Sur le rapport aux militaires, pointés du doigt pour leur violence ou leur passivité face aux exactions des milices, il faut rappeler qu’il existe en Egypte un service militaire obligatoire, dont il n’est possible d’etre exempté que sous certaines conditions reproduisant très souvent des rapports de classe. En effet, les militaires que l’on a croisé sont très majoritairement de très jeunes hommes appartenant aux classes populaires qui n’ont pas accès aux cursus d’étude longs ou a l’argent et aux relations nécessaires pour échapper à l’armée. Sans aller jusqu’à en faire nos alliés, il me semble que c’est un paramètre a prendre en compte dans l’analyse de la situation et la désignation des coupables sur place, notamment en les distinguant des services secrets Egyptiens (policiers en civils) qui agissent main dans la main avec le gouvernement et participent activement à la répression des populations.

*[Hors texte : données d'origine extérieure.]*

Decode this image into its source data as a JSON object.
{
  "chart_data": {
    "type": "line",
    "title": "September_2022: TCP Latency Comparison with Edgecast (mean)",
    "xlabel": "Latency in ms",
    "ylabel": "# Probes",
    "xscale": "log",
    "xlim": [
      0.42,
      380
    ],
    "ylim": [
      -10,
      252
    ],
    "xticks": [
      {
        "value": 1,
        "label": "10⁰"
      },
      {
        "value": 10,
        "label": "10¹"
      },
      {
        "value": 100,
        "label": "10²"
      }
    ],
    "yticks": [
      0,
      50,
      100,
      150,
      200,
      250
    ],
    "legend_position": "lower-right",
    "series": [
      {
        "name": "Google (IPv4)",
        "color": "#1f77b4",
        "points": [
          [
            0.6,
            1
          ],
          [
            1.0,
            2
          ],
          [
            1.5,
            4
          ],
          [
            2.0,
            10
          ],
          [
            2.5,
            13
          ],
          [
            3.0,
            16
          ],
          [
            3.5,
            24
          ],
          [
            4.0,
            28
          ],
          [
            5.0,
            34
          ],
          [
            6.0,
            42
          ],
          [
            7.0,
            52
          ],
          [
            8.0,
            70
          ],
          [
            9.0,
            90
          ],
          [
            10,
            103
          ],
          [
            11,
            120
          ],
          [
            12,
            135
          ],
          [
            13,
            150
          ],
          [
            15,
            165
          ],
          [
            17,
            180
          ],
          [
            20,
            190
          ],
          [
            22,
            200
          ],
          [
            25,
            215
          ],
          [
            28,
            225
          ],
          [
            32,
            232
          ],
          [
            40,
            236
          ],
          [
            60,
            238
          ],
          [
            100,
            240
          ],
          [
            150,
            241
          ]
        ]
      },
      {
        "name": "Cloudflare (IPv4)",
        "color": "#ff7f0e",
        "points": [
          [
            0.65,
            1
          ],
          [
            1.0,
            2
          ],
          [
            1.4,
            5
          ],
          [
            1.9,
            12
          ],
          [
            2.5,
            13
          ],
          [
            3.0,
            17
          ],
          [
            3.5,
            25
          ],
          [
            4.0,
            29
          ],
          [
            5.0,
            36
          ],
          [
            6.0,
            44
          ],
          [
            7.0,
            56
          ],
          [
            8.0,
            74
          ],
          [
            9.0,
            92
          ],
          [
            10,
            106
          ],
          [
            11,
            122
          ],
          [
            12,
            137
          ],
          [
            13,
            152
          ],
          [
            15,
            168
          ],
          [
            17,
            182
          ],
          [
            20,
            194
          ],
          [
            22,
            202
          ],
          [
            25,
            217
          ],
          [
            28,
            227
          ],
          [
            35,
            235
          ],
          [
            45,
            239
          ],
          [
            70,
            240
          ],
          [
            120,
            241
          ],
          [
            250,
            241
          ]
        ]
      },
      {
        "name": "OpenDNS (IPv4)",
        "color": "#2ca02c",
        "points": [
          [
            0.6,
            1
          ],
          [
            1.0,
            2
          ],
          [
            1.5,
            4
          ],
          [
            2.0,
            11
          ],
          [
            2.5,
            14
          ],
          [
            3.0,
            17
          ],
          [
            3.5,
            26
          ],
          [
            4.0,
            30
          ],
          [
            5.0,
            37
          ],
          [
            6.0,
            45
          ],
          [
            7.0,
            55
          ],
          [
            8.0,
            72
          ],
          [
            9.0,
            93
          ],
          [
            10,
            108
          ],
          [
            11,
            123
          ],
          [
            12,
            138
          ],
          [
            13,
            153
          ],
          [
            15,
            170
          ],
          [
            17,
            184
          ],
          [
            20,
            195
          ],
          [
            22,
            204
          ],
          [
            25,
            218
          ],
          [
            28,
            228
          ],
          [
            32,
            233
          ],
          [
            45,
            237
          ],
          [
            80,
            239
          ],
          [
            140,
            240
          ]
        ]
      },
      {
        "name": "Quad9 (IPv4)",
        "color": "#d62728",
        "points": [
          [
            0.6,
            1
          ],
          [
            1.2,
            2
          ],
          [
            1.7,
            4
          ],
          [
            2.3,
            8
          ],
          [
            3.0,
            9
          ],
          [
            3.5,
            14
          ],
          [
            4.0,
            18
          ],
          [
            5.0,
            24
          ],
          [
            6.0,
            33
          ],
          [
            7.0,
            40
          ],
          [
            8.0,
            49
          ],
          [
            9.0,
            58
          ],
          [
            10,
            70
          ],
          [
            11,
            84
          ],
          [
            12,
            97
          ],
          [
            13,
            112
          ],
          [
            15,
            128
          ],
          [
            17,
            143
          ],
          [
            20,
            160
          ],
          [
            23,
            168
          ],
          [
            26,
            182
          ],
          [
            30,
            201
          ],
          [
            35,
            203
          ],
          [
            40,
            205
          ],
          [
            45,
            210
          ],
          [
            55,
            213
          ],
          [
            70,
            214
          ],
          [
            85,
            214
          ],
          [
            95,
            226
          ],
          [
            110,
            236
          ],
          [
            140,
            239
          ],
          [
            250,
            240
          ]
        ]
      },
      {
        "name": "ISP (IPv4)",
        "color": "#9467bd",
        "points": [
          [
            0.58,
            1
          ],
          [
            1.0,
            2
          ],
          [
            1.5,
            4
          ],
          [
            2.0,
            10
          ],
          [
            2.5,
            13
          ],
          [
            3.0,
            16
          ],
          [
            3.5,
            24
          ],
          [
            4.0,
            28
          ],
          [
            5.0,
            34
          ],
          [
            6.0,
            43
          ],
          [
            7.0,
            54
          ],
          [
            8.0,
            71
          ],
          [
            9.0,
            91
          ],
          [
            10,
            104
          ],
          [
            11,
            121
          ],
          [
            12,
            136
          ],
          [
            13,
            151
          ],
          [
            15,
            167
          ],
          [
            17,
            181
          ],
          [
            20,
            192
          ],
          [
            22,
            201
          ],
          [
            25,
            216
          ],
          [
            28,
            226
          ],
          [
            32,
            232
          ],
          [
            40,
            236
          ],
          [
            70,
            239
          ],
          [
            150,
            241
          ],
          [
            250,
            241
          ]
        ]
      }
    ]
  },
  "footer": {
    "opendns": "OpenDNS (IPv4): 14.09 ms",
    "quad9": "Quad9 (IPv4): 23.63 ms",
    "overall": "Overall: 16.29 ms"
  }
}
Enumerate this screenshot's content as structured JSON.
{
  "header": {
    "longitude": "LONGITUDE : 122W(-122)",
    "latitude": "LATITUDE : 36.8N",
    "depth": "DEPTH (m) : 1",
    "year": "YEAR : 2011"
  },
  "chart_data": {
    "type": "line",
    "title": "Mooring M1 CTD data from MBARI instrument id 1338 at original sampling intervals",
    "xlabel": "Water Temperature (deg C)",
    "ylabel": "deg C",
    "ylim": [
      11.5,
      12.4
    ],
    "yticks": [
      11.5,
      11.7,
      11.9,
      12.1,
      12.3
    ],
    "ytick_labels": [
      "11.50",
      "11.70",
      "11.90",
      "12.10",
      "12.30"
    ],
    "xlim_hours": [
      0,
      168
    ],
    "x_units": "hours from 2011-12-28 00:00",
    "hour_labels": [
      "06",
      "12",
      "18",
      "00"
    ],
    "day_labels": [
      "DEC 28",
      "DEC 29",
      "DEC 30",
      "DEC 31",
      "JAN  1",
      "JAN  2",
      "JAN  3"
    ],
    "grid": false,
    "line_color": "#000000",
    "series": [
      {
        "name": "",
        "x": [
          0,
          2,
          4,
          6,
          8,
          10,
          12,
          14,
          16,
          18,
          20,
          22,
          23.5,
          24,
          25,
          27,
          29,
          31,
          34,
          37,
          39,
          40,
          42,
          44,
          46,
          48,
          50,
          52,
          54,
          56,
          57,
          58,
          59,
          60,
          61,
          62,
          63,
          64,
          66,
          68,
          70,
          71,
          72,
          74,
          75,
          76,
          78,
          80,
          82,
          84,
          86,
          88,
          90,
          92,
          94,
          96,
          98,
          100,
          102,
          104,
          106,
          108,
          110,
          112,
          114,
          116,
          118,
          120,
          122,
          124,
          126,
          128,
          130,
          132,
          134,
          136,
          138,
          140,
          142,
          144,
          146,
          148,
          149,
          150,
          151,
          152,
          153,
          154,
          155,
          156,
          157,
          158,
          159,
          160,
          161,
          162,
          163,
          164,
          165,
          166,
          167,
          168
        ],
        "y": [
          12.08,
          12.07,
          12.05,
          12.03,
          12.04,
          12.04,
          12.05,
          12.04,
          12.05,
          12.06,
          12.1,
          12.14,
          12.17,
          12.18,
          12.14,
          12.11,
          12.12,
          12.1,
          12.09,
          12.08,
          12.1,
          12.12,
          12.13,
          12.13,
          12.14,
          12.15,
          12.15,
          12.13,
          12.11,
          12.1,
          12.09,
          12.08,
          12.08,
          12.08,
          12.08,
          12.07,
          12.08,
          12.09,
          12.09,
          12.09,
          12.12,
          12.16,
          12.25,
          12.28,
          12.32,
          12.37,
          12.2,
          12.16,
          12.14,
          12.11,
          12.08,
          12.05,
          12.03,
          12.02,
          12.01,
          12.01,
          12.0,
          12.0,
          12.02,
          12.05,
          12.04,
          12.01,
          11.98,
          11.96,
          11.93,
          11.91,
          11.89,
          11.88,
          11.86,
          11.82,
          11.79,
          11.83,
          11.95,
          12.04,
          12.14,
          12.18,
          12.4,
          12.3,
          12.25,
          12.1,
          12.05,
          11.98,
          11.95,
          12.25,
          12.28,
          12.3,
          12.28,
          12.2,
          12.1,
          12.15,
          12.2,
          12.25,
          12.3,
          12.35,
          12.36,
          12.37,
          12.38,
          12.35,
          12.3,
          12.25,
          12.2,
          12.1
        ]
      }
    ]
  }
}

(On passera sur les gens qui accusent les égyptien.nes de ne pas avoir assez soutenu la marche, démontrant une absence totale de conscience des enjeux de répression pour les populations sur place qui risqueraient leur vie à participer à ce genre d’action).
3. Désorganisation et incapacité à se soutenir dans les moments de panique
Tout le long de l’action , les échanges entre participant.es on été ultra tendus sur les groupes telegram de la délégation française. C’est assez démoralisant de constater notre capacité a perdre tout sentiment de solidarité les un.es envers les autres dans les moments de panique. On est tenté de voir un côté très francais dans cette tendance a s’envoyer chier pour le moindre prétexte mais c’est peut être biaisé et on attendra d’avoir les retours des autres délégations pour se faire un avis. En tout cas, ça a posé une ambiance très lourde sur les groupes avec des centaines de messages par jour qui partaient dans tous les sens, en passant de la dramatisation inutile et anxiogène de la situation pour certain.es ; à la culpabilisation a tendance sacrificielle pour d’autres.
Dans l’ensemble il me semble qu’il y a pas de regrets à avoir, on aura moins essayé de faire quelque chose. Mais on gagnerait collectivement à tirer des enseignements de ce genre d’initiative, qui aura malgré tout permis de faire passer un message et de renforcer l’idée que la résistance doit être populaire et massive.